Wednesday, January 22, 2014

The Middle Ground

CHIP OF WISDOM:

Proverbs 22, Verse 1

"If you must choose, take a good name rather than great riches;
for to be held in loving esteem is better than silver and gold."

---

CHIPPED WISDOM:

I'm learning to accept that I'm a man of extremes.  

And it's rather annoying, because I don't often practice what I preach.  (Who does, right?  Certainly not preachers.)  When I advise others, it's often with words and tone and timbre that stink of conciliation, smoothing things over, reasoning, rationality, compromise.  When talking to others about their problems and their conflict, I'm much more comfortable steering others towards that middle ground.  I like the middle ground-- for others, it's fine-- it's soft and grassy, cool and clean.  You can walk upon it barefoot or shod only in socks, and you'll be okay.  Sure, there might be a pebble or two, but they're small and round.  You won't get a blister walking along a path on the middle ground.

In my own life, though, I'd lose my way blindly crashing around through thorny bush and terror tree such that, if I ever tried to find the middle ground, I'd probably die trying to get there.  And it'd be ugly.  I'm either here, or quite a far ways over there.  There's nobody that I tolerate, accept, who's just, you know: there.  I either love you, or I'd sooner take a shit in your mailbox and kick you in the throat.  

That's, well, that's me.  Mister Prince Charming.  Got me LOTS of dates in high school.

My extremes are often in conflict with one another.  They don't make sense.  For instance, take the opinions of others.  Now, you'd think that someone who so rigidly categorizes people would have a pretty easy time dismissing the opinions of the mail-box-shit, throat-kick crew, and focus solely on the thoughts and feelings of the people whom I love, but you'd be wrong.  I vacillate between not giving a shit what anybody thinks about anything I say or do or think or wear or eat, to being wildly obsessed with it.  If I know that somebody is angry with me, or doesn't like me, well, that's pretty much all consuming for me.
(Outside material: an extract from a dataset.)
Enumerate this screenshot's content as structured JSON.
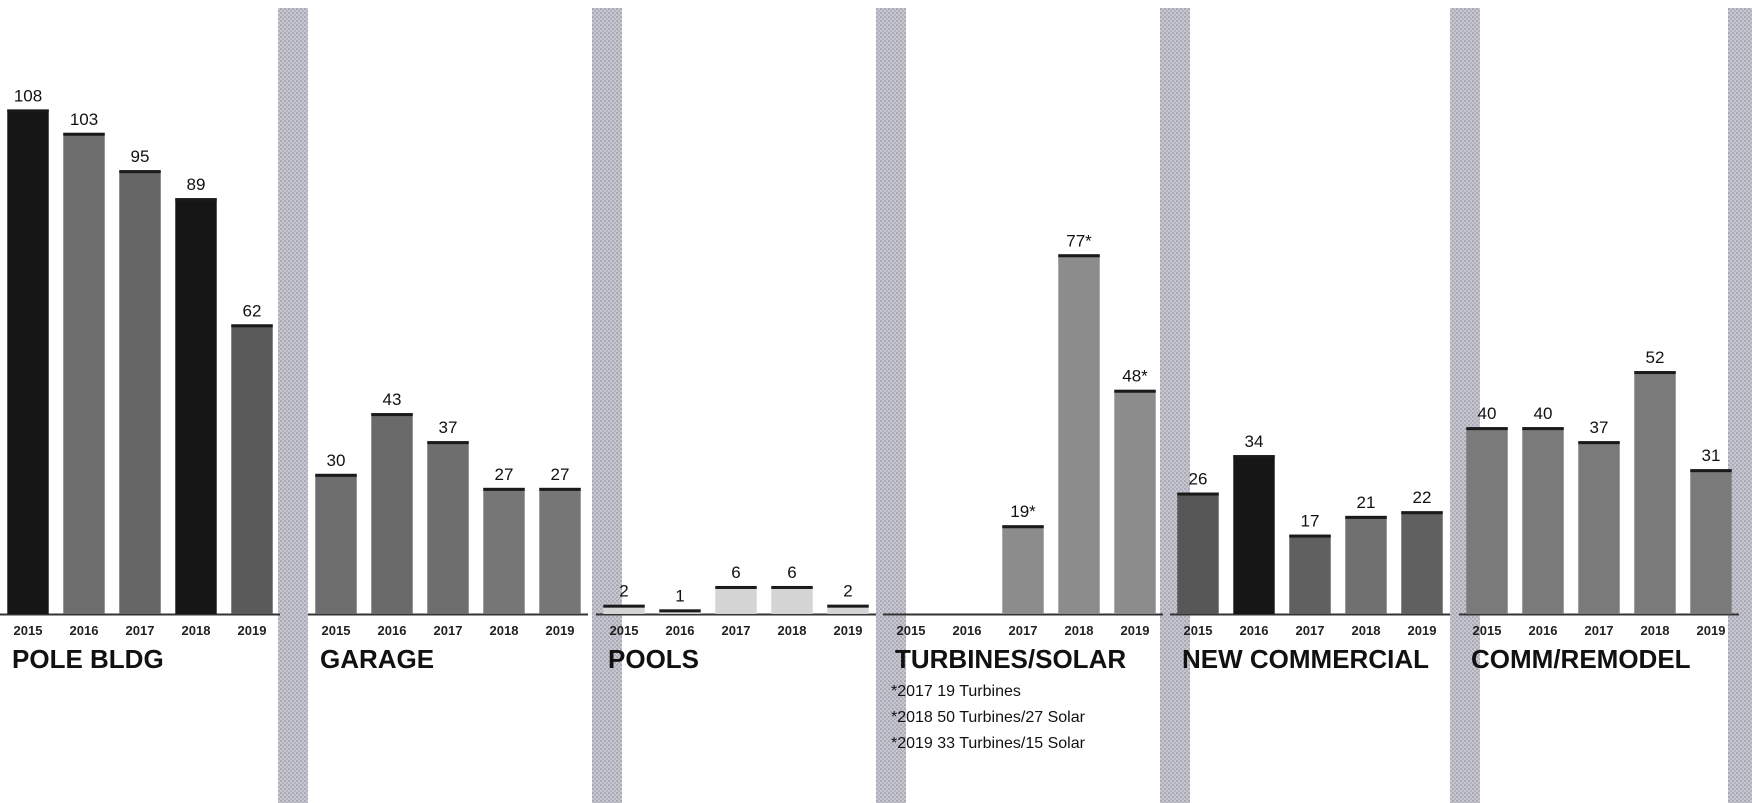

I can't help it.  Of course, neither can preachers, apparently.

And I'm not quite sure why it's this way with me.  I was never taught to conform by my parents, never instructed to do this or that, hold my knife this way, comb my hair that way so that others wouldn't think I was a freak/gay/retarded/untoward/pro-simian/incompetent/priggish/equine.  They let me do whatever I wanted and, I suppose, if there were some negative social repercussions, they expected that I would deal with it/them.  If I had some bright idea to dress up like a nun with my friend and run around our elementary school's track while my father video-taped it, he was right there with the camera, no questions asked.  Though, looking back on it, I'm not sure he'd know which questions to ask.  

About... that.

And I wonder, sometimes, who I'd be if I were a little bit less concerned with the thoughts and feelings of others.  While my parents never taught me to give that much thought, I, evidently, somehow, taught myself.  I developed some idea that, if I was #1, that this was somehow bad, sinful, arrogant, unkind.  Un-Christian.  Yes, I worry about being un-Christian.  Is that wrong?  William Blake said, "The most sublime act is to put another before you."  And maybe I bought into that a little too much.  Maybe just hook and line would have been enough.  

Because, sometimes, I feel like I'm a sinker.  Dipping below the surface of others' stares and thoughts and perceptions and my perceptions of their perceptions and the hairs on the back of my neck responding to their potential looks of disdain.

I don't know.  

It's exhausting.  So, of course, is anxiety, and insecurity feels a lot like anxiety, and it's a component thereof many times.  "What are they thinking about me?  Did what I say come off like I think it did?"  "Did I forget to zip up my fly?"  "Did I forget to put my penis back in my pants?"  "Does this open fly make my penis look fat?"  You know how it is.  There's a lot going on in this little hamster wheel upstairs.  

And, as you know, it's a very un-Christian hamster wheel.